Dalam prosesi itu, hampir seluruh tetua adat mengalami kesurupan karena
dirasuki oleh roh leluhur. Saat prosesi ini dijalankan, sejumlah warga yang
menghadiri upacara tersebut juga ada juga yang mengalami kesurupan.
Pada hari ketiga yang merupakan puncak pelaksanaan prosesi adat Pompaura,
sejumlah warga menyiapkan sebuah perahu (sakaya) berukuran 1 x 3 meter yang
terbuat dari pelepah sagu. Perahu tersebut dihias sedemikian rupa dengan hiasan
berbentuk burung atau yang biasa disebut tonji-tonji, yang terbuat dari janur
kelapa. Tonji-tonji tersebut dipasang mengelilingi perahu. Tonji-tonji itu berfungsi
sebagai media yang akan menyampaikan sesajian kepada ruh jahat, agar ruh tersebut
tidak mengganggu masyarakat.
Pada malam sebelum perahu itu dihanyutkan ke laut, para tetua adat
berkumpul di bantaya adat sambil menyenandungkan Baliore, yang merupakan kidung
yang dipercaya sebagai berasal dari Ngapa (kampung) Uventira. Bagi masyarakat
Suku Kaili yang bermukim di wilayah Palu, Donggala, Sigi, dan Parigi Moutong,
Uventira yang terletak di kawasan jalan Trans Palu-Parigi (Kebun Kopi), diyakini
sebagai sebuah kerajaan alam gaib.
Baliore terus diyanyikan oleh para tetua adat yang telah dirasuki
ruh para leluhur. Para tetua adat tersebut mengenakan pakaian berwarna kuning,
yang merupakan warna yang melambangkan Ngapa Uventira. Senandung Baliore terus
dinyanyikan untuk mengiringi sesajen yang telah disiapkan, untuk diletakkan di
dalam perahu (sakaya pompaura).
Selanjutnya, setelah sesajen ditata di atas sakaya
pompaura, sakaya
tersebut kemudian
dilarung di lepas pantai Kayumalue Pajeko pada Minggu (31/1/2016) dini hari.
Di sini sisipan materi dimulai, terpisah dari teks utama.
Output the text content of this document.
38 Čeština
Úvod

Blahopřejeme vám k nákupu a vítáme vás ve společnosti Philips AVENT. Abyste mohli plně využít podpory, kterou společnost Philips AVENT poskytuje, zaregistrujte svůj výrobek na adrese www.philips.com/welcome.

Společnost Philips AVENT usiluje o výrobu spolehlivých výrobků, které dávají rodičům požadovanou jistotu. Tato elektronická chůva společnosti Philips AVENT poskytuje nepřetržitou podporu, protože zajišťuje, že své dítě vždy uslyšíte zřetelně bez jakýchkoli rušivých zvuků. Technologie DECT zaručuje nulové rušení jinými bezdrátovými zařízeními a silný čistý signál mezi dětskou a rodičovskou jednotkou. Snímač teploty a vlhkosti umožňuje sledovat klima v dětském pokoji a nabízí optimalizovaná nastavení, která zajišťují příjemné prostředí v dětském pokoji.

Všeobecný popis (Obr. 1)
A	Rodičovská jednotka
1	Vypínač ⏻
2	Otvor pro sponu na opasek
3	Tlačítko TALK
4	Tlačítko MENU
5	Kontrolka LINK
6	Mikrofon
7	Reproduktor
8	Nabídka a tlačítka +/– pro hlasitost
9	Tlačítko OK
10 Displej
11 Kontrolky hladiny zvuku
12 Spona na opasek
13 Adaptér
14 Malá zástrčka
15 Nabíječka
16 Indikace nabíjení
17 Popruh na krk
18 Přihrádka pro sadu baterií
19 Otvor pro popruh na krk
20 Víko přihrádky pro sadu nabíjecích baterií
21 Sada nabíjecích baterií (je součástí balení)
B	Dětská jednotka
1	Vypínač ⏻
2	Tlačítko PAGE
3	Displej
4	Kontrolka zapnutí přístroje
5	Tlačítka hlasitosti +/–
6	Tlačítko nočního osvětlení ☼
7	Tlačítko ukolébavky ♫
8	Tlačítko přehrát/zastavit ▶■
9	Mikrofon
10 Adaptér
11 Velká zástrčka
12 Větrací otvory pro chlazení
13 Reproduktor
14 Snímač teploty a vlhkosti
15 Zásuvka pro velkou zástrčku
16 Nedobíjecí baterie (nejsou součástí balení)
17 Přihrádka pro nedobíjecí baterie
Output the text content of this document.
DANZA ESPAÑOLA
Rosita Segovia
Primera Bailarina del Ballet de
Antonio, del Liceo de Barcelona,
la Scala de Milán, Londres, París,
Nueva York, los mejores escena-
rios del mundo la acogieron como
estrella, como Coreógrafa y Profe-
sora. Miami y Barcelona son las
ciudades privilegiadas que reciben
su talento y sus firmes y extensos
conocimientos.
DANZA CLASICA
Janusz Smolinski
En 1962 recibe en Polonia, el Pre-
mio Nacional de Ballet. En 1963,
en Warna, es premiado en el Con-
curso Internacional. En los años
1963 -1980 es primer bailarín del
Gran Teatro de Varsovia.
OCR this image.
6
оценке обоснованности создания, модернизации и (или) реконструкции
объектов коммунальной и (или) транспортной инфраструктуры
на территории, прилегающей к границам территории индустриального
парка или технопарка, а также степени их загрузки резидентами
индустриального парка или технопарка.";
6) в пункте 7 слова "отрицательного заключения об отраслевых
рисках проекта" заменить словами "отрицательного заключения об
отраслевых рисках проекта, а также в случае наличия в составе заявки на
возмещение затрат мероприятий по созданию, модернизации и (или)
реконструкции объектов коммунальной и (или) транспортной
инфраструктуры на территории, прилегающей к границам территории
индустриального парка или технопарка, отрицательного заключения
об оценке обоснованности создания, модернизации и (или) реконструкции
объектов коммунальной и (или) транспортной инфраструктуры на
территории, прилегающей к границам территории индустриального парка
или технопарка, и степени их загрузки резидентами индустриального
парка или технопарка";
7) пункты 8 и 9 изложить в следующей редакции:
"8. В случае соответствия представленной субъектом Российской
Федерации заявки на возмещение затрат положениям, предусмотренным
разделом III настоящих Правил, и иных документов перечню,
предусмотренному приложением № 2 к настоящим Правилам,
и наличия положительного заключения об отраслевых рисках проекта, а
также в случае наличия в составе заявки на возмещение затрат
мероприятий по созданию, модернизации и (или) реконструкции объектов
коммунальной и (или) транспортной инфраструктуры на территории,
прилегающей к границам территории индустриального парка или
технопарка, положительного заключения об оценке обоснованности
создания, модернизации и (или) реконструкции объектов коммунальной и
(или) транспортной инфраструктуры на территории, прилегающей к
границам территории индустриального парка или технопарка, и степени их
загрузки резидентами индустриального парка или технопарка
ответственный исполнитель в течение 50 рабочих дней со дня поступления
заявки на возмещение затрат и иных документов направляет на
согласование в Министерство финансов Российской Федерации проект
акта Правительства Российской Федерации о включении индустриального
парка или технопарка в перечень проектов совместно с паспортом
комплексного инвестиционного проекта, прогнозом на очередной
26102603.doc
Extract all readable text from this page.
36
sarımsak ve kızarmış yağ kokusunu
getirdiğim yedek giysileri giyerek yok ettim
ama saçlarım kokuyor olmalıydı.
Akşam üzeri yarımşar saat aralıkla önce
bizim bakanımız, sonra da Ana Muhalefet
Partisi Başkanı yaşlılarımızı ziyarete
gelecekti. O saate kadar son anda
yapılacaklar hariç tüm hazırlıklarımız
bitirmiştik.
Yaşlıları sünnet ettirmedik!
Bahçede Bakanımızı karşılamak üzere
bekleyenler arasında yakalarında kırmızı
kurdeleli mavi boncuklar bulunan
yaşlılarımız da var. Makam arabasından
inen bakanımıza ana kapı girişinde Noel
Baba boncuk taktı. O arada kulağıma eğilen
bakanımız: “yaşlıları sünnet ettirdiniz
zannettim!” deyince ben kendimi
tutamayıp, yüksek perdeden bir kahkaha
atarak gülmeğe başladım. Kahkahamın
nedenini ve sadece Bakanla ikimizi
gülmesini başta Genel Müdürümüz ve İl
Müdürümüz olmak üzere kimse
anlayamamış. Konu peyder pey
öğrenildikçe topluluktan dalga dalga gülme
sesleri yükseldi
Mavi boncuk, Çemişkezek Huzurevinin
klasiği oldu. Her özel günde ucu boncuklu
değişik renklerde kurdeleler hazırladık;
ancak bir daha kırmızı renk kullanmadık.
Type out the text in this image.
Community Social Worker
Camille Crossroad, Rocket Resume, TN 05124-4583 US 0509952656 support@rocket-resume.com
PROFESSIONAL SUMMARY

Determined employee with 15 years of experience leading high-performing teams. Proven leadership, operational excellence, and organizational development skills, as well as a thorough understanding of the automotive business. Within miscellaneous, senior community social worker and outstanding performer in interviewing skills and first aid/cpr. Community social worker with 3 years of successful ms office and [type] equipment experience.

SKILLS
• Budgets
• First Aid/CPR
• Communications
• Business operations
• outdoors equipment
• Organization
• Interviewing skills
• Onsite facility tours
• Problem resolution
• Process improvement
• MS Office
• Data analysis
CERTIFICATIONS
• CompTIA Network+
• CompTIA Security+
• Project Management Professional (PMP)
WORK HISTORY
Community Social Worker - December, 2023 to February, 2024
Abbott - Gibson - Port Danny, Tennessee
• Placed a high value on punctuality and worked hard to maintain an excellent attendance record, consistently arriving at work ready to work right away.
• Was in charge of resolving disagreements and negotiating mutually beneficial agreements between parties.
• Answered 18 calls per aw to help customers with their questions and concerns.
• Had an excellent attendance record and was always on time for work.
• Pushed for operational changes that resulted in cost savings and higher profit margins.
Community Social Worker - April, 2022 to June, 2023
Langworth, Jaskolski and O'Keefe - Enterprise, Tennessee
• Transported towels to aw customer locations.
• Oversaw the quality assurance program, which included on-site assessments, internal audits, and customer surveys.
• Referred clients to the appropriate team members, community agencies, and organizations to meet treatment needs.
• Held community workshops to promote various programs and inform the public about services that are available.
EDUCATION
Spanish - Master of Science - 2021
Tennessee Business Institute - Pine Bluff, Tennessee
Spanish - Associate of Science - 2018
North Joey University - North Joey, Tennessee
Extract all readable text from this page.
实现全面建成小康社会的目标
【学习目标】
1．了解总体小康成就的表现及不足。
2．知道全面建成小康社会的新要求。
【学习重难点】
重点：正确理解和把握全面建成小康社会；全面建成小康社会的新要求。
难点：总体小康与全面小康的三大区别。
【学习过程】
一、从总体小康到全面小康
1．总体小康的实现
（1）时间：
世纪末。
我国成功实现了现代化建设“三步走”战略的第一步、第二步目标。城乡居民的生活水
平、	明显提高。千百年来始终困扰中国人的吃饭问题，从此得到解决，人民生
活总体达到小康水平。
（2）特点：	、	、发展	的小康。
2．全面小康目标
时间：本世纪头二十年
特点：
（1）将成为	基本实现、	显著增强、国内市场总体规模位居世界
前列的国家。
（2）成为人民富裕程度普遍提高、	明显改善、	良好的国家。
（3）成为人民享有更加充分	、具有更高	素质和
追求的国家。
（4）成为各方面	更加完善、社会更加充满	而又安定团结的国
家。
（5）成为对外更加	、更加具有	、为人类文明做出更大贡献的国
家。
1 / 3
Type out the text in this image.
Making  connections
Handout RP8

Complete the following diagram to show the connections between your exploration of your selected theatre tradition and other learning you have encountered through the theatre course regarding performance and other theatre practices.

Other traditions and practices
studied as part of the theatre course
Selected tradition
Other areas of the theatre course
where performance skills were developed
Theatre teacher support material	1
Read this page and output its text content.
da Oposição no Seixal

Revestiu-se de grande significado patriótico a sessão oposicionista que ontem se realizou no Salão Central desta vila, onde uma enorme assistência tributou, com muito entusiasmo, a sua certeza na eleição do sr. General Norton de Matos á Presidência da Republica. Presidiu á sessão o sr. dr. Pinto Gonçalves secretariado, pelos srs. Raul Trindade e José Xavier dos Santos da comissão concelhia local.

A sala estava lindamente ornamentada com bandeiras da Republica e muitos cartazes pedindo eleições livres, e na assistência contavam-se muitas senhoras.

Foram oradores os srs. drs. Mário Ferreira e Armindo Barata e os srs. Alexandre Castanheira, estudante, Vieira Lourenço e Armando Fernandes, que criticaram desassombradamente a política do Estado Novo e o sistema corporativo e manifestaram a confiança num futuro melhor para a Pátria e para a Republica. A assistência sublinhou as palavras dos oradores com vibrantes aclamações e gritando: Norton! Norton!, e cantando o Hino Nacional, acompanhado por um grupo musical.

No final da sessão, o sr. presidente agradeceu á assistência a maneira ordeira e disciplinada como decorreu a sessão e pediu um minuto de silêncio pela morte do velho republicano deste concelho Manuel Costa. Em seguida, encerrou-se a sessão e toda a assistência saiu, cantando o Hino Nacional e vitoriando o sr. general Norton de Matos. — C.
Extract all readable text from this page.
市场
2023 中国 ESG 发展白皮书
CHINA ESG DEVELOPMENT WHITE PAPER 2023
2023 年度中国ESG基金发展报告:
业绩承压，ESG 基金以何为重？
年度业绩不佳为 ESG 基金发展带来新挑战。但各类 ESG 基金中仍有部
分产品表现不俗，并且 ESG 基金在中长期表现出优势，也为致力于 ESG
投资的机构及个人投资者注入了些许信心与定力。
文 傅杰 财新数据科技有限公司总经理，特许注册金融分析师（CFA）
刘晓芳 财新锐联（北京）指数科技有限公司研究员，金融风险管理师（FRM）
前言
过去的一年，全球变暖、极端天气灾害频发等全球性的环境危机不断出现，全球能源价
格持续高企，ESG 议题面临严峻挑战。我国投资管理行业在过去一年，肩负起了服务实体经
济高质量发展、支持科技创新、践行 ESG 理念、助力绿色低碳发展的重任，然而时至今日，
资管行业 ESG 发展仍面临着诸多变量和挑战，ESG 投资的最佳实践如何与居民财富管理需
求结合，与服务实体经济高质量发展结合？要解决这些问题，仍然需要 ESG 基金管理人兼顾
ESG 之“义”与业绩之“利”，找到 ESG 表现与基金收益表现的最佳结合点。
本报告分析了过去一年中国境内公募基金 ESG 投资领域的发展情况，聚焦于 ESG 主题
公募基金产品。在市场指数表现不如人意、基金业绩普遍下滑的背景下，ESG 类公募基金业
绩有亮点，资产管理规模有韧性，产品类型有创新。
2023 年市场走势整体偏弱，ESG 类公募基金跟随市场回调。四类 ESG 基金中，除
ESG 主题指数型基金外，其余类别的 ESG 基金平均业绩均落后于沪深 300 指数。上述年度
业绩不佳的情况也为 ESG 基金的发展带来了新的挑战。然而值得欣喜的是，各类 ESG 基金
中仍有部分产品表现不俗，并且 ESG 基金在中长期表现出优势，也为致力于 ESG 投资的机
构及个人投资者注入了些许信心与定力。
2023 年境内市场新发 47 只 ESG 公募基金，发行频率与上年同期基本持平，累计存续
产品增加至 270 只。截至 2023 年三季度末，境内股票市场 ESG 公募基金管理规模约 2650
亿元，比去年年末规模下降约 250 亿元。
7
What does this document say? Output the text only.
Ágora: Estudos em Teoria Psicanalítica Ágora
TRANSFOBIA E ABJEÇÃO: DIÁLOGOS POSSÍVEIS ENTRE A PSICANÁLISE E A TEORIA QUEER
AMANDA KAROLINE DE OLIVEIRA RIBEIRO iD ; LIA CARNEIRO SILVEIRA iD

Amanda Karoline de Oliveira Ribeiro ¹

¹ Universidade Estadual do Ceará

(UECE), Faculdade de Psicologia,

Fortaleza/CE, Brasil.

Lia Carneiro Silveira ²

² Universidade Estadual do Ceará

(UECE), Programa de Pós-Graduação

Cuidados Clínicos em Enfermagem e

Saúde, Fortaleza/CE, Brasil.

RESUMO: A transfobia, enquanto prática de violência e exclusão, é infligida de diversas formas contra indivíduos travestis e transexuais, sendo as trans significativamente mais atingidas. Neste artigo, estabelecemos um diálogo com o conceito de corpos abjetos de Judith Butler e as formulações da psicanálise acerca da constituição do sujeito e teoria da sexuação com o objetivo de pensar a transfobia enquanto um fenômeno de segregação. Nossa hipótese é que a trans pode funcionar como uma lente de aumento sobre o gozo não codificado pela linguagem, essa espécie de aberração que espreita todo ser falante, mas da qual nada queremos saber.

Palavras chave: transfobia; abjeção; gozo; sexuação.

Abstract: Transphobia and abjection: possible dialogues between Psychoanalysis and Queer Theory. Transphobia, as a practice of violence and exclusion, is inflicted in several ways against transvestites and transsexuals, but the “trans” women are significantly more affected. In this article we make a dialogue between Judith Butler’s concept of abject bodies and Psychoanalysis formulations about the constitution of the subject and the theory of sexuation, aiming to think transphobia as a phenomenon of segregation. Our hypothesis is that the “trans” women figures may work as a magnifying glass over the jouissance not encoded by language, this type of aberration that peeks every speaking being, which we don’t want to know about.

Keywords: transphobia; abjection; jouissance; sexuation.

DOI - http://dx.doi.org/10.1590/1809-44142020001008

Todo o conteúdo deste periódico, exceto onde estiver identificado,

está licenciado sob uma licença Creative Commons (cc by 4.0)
Pelepasan perahu berisi sesajen tersebut diiringi dengan pembacaan doa untuk
memohon keselamatan serta dijauhkan dari bencana. Untuk memilih waktu pelepasan perahu itu ke laut, tidak dilakukan
secara sembarang. Para tetua adat menunggu waktu yang tepat yaitu pada saat angin
mengarah ke arah Ngapa Uventira.
Amaludin
mengatakan, upacara adat ini merupakan tradisi yang digelar secara
turun-temurun oleh masyarakat Kelurahan Kayumalue Pajeko. Tradisi ini
menurutnya merupakan salah satu upaya untuk merekatkan persaudaraan masyarakat
di Kelurahan Kayumalue Pajeko.
Lurah
Kayumalue Pajeko, Roy Topan Sanjaya, menyambut baik pelaksanaan upacara adat
tersebut. Menurutnya, upacara adat seperti ini merupakan kearifan lokal yang
harus dilestarikan oleh Pemerintah Kota Palu.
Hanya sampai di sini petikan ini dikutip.